Le Bleu des souvenirs d’été

Le Bleu des souvenirs d’été
Lily-Belle de Chollet
Didier Jeunesse 2024

Dernier été

Par Michel Driol

Salomé et Lucile, deux cousines adolescentes, débarquent comme tous les étés sur l’ile bretonne où habite leur grand-mère, veuve depuis peu. Manque Colombe, la sœur de Salomé, partie à Madagascar avec sa mère qui y tourne un documentaire. Sur l’ile, elles retrouvent Aisling, un peu plus jeune qu’elles, et les deux frères Isaac et Jonas. La maison familiale de la grand-mère doit être vendue pour financer l’EPHAD où elle ira vivre dès le mois de septembre . S’il y a le bleu profond de la mer, il y a aussi les bleus à l’âme, et le blues de l’enfance.

Chapitre après chapitre, le roman fait alterner les points de vue de Lucile et de Salomé, non pas en une écriture en « je », mais en « elle », introduisant ainsi une distance entre le récit et le personnage. Se découvrent alors les blessures de tous les personnages. Salomé qui a du mal à accepter son corps de jeune fille un peu boulotte, ne mange plus rien, et est devenue anorexique, ce qu’elle cache à tout son entourage.  Lucile qui ne parvient pas à se remettre de la dernière soirée qu’elle a passée avec Isaac l’année précédente, de ses mots et de son attitude. On devine que si Colombe n’est pas là, c’est parce qu’il lui est arrivé quelque chose de grave, que l’on tait à tout le monde. Isaac n’est pas l’étudiant brillant que ses parents souhaitaient…  Tous ces non-dits émergent petit à petit dans la parole, révélant une autre image de chacun.

Ce roman psychologique, qui touche à l’intime des personnages présentés, montre une adolescence en crise profonde. Difficulté à accepter son corps, difficulté à accepter sa sexualité ou son asexualité, difficulté aussi à sortir de l’enfance, qu’on espérait éternelle.  Ce retour sur l’île, lieu clos symbolique où sont tous les souvenirs des étés, signe comme une rupture avec une époque insouciante, faite de retour du même année après année. Retour vers l’enfance à l’image des deux sœurs qui, se retrouvant, se blottissent, comme autrefois, dans le même lit. Mais la conscience de la fin fait prendre conscience du réel, de la vieillesse de la grand-mère, des relations familiales difficiles, de l’incapacité à agir afin d’empêcher la vente pour Lucile.

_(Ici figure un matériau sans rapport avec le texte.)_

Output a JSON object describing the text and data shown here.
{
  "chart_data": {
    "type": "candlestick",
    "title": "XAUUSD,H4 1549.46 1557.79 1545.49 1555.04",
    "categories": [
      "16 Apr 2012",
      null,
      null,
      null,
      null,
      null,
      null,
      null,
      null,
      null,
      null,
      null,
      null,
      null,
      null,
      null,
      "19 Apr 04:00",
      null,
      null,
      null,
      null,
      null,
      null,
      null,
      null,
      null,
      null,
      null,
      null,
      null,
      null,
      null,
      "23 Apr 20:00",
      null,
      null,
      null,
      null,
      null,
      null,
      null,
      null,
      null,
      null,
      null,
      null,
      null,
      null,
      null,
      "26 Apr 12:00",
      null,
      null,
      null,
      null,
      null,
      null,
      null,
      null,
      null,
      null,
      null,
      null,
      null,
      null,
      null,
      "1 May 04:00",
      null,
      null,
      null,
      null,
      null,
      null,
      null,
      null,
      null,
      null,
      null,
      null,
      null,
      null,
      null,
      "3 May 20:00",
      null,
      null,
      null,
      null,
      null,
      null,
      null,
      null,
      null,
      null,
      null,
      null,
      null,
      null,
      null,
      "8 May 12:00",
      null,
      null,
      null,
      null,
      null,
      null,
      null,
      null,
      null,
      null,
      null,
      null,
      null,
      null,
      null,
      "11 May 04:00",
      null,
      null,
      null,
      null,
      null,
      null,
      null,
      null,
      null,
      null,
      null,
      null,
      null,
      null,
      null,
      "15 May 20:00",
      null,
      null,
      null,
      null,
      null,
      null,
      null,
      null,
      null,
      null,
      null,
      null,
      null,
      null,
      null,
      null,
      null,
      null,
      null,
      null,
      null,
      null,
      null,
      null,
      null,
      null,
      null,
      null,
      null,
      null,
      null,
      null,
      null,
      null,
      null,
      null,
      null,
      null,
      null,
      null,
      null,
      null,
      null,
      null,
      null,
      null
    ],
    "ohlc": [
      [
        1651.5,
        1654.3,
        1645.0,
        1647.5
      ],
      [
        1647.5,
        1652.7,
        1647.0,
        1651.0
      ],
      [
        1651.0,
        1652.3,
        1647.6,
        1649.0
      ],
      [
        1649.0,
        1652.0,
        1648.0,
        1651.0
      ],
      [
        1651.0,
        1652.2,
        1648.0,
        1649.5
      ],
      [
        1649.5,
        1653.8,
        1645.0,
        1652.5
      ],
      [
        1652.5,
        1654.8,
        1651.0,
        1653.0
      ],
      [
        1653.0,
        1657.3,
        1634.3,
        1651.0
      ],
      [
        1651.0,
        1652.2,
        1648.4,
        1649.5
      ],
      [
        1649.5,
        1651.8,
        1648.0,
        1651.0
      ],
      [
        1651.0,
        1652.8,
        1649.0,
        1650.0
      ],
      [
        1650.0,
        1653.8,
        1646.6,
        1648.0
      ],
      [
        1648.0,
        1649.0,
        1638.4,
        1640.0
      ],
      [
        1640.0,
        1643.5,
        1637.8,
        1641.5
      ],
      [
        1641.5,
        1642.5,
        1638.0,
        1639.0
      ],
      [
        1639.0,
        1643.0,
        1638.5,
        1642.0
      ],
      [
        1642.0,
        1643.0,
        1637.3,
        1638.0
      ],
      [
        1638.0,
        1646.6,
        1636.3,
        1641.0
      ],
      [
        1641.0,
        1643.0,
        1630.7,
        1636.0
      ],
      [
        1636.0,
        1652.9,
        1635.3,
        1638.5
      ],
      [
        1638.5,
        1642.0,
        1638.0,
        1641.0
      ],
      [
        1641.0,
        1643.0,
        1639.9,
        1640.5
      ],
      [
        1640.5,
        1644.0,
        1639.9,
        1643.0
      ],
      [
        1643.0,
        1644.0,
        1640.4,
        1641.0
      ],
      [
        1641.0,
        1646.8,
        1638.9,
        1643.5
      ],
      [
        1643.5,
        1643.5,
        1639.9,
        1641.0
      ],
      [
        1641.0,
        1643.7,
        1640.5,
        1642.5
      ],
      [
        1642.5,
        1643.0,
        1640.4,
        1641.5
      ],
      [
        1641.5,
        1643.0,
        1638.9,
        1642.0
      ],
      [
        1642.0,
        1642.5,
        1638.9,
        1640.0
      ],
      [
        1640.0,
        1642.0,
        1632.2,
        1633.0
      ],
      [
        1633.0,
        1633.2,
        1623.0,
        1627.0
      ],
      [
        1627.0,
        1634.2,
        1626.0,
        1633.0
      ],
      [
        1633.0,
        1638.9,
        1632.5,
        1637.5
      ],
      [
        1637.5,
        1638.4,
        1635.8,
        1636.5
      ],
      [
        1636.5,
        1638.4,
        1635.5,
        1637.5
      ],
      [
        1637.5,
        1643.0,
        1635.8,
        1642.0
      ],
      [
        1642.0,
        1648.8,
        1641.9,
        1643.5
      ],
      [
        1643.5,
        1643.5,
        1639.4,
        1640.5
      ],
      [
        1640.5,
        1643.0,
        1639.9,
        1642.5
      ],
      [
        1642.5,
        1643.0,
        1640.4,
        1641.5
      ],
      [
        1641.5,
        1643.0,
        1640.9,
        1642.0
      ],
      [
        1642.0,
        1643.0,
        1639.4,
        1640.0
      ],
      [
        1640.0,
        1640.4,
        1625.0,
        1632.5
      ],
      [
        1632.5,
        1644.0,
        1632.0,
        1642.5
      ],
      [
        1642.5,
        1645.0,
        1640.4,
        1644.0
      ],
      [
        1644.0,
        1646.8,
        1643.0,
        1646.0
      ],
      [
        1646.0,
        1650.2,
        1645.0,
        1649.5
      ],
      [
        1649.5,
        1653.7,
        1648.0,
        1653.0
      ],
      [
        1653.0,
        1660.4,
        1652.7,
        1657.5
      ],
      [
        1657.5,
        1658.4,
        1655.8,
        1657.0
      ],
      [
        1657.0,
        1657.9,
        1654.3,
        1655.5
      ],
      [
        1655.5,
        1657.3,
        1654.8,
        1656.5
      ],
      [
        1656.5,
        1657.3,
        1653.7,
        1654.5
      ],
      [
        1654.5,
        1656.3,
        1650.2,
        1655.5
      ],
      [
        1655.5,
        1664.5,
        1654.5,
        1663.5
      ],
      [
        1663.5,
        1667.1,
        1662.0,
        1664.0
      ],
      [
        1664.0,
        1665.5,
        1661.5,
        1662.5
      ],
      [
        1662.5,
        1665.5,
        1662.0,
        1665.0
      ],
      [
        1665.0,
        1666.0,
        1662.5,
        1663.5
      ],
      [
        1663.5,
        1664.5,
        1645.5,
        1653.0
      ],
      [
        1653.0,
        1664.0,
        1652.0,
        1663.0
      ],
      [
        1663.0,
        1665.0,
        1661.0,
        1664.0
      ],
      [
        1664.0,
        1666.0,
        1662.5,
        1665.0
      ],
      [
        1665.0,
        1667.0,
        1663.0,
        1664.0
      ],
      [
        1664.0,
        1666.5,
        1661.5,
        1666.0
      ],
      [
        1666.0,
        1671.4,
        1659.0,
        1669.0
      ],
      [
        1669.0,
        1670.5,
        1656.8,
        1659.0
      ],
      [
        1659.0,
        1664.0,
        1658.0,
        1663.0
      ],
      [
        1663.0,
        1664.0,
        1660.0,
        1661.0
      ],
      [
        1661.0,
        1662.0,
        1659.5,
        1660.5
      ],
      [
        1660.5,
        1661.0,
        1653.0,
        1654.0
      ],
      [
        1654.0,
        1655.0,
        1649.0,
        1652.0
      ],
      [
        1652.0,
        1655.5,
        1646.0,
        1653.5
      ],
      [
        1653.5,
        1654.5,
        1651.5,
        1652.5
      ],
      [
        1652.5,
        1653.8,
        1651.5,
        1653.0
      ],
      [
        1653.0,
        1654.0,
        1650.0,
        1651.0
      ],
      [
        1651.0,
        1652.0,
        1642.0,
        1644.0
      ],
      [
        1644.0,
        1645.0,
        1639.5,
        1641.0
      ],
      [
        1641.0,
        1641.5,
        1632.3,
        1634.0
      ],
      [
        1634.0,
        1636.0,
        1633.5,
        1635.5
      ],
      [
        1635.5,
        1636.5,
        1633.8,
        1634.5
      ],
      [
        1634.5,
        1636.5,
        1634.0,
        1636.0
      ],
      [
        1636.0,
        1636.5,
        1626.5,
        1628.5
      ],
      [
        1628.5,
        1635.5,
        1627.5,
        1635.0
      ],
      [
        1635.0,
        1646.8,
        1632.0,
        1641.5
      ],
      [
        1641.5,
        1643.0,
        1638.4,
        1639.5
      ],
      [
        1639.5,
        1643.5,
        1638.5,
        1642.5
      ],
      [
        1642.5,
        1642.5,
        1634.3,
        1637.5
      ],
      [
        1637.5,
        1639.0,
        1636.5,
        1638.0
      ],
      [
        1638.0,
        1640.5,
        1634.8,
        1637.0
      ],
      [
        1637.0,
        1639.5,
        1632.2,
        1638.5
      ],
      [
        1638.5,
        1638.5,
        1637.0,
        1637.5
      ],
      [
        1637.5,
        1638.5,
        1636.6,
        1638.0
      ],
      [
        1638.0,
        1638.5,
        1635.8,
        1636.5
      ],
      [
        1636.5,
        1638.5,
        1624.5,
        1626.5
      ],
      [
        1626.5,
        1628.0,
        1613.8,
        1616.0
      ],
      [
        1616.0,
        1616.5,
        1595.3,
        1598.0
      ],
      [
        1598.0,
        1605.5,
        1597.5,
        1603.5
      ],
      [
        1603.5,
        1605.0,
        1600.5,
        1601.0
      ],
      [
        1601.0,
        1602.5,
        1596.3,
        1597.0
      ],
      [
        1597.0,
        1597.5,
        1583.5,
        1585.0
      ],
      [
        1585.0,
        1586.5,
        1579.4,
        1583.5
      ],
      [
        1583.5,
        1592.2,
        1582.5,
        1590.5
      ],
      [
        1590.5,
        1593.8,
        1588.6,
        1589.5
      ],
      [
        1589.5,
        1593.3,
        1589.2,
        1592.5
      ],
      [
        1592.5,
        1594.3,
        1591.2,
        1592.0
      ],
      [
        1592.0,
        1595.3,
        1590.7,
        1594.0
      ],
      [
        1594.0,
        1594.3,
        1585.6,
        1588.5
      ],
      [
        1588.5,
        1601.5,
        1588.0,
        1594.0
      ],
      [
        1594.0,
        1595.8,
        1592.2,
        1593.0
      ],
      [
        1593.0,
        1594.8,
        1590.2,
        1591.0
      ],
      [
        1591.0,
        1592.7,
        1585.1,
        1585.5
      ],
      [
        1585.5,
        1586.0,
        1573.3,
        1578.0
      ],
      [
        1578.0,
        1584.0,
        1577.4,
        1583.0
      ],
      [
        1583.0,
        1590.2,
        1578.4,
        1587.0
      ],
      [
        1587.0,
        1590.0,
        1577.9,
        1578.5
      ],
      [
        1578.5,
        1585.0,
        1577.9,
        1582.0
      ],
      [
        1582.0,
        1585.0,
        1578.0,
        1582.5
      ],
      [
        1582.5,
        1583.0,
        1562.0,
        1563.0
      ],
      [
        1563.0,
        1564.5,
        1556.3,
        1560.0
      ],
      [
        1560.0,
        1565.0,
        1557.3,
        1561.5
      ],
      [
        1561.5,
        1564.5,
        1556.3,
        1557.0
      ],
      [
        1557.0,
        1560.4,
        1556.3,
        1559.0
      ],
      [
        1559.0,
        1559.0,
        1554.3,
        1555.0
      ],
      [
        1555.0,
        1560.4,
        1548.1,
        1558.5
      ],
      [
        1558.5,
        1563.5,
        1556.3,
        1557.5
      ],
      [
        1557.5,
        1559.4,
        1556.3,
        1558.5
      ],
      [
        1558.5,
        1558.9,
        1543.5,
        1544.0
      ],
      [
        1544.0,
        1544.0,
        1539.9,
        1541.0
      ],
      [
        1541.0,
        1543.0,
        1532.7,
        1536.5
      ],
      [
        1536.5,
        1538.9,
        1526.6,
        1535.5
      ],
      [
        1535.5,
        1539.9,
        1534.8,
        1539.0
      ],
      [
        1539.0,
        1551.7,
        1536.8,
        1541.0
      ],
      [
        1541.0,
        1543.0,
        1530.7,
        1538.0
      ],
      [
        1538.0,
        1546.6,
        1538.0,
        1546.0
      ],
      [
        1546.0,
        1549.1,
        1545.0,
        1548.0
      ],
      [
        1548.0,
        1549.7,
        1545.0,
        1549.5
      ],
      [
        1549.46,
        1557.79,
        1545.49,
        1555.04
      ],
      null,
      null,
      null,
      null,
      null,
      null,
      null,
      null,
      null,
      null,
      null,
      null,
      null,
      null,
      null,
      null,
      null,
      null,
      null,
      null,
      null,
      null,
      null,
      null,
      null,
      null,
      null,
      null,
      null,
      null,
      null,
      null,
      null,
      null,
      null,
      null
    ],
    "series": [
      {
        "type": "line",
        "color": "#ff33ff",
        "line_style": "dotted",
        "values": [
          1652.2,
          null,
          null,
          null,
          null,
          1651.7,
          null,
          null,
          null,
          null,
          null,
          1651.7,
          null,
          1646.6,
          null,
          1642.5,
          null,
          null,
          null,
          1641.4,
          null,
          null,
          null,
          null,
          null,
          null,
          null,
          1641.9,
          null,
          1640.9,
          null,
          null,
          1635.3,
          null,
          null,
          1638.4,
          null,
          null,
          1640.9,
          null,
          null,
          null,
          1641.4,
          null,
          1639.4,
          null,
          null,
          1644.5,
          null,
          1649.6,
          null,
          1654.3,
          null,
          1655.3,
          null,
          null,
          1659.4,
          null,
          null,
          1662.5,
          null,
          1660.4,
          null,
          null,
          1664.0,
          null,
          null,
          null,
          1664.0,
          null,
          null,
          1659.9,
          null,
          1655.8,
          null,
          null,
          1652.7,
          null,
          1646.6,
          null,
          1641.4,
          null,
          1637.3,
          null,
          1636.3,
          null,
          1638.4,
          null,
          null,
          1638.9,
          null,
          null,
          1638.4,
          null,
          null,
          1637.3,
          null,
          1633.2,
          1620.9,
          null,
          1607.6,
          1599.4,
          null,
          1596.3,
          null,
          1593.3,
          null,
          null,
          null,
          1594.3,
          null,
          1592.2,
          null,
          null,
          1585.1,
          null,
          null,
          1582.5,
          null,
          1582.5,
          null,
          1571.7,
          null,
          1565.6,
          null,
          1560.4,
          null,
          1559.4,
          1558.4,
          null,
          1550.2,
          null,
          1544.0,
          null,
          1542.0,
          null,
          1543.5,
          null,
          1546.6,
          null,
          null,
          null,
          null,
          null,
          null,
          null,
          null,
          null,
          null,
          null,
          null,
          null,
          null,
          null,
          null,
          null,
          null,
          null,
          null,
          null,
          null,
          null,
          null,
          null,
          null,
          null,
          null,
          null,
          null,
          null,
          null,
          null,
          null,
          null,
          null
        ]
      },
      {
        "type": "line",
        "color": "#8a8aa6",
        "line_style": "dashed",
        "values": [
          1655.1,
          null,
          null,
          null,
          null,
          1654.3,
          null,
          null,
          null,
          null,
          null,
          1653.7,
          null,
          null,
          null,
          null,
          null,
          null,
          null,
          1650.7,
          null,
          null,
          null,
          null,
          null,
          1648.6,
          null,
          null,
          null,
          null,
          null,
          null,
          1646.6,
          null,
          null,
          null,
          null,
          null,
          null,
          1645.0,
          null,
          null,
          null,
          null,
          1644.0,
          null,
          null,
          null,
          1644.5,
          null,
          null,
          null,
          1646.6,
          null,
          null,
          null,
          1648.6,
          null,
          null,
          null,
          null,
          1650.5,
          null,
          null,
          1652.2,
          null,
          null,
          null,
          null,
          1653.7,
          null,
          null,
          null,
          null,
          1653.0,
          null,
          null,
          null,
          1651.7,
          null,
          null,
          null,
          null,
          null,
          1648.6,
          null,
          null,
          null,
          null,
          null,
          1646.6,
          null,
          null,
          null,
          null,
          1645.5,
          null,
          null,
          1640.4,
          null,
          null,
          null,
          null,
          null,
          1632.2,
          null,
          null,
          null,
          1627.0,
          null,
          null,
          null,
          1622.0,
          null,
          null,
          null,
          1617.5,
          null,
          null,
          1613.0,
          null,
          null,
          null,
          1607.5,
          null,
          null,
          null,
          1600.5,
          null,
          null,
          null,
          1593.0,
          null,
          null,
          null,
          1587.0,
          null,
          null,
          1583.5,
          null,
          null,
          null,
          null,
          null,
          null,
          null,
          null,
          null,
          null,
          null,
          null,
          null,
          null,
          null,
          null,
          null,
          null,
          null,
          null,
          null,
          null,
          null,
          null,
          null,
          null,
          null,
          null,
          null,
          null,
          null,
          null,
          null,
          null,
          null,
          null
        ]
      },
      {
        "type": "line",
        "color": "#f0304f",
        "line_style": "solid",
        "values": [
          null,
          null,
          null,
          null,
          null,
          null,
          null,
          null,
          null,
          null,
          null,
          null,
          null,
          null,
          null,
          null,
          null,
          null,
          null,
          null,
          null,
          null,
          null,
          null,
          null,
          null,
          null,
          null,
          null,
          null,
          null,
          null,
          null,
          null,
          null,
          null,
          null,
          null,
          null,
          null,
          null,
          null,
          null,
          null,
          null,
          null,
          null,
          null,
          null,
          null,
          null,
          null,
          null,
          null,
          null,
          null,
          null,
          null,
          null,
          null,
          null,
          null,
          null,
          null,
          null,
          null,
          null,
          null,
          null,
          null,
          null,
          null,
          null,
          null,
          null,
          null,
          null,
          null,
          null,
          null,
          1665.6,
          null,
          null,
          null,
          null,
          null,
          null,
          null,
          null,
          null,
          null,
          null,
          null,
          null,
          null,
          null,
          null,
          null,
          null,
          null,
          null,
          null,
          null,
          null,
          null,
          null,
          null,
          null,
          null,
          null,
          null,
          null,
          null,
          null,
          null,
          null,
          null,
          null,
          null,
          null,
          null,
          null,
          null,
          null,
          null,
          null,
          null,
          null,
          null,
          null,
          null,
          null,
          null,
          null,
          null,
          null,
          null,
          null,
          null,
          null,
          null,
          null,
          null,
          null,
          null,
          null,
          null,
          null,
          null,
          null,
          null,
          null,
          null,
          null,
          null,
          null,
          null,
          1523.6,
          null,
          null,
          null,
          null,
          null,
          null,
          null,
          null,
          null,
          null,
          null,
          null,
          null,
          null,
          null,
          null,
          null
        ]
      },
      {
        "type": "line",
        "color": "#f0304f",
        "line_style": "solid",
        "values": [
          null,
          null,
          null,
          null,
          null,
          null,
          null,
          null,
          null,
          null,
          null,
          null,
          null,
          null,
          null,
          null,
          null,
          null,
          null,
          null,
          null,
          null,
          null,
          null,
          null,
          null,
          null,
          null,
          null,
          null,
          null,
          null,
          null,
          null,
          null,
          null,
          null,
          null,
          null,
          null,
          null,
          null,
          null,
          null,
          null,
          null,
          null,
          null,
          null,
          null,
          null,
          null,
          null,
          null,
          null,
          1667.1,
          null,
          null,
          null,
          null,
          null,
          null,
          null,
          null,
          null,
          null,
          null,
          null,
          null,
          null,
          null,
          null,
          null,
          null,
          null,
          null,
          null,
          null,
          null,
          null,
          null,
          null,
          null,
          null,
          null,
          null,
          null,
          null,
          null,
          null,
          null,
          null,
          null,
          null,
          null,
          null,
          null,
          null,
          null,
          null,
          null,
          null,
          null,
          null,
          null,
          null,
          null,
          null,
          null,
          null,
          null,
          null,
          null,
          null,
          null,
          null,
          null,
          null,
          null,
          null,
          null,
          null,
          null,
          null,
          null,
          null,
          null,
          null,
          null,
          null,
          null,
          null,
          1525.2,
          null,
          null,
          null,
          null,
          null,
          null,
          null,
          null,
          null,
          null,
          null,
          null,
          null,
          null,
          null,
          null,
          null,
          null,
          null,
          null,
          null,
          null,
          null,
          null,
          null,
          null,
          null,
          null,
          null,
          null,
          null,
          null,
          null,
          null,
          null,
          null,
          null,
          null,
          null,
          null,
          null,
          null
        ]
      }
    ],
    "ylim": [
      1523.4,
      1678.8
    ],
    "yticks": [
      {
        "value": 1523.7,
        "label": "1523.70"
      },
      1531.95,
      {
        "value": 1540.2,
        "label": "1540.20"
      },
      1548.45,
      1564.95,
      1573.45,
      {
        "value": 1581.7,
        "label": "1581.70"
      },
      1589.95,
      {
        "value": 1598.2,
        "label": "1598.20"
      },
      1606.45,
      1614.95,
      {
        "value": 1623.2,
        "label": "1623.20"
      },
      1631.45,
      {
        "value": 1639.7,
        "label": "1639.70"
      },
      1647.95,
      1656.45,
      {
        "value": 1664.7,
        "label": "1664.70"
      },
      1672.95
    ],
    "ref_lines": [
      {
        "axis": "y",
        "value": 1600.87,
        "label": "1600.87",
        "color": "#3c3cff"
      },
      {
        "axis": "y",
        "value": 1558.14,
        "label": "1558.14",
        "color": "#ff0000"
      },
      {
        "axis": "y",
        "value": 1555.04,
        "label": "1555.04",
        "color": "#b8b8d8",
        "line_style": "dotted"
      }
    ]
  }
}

Cette chronique un peu douce mais surtout amère de ce dernier été est poignante. D’abord par les personnages, attachants, mais aussi par la bienveillance qui se dégage du récit qui, loin de les juger, tente de les faire comprendre, de faire éprouver, avec justesse, leurs émotions, leurs sentiments, leurs phobies, leurs angoisses. On n’est pas sérieux quand on a dix-sept ans, écrivait Rimbaud… loin de la jeunesse dépeinte ici qui souffre surtout des relations avec les parents, d’incompréhension, de non-dits, ou d’une pression exercée sur eux afin qu’ils fassent les bonnes études, soient conformes aux attentes étouffantes, toutes choses qui les conduisent à la révolte ou à l’anorexie. Combats perdus d’avance, à l’instar de la maison qu’on vend et des meubles qu’on disperse ?

Après la crise salutaire, après les retrouvailles de toute la famille, il faut accepter l’inévitable, la fin de l’enfance dans un dernier chapitre plus doux qu’amer qui se termine sur le sourire de Salomé, et sur ces mots, j’arrive, promesse d’un futur qui reste à écrire.

Un roman sensible sur l’adolescence, un roman qui sait jouer sur l’émotion, pour dépeindre un âge saisi entre la nostalgie du passé et de l’enfance désormais révolus, et le futur pas si désirable que cela. Un roman surtout qui dit aux jeunes lecteurs d’être eux-mêmes, de se chercher, de s’accepter, et de ne pas être ce que les autres veulent qu’ils soient.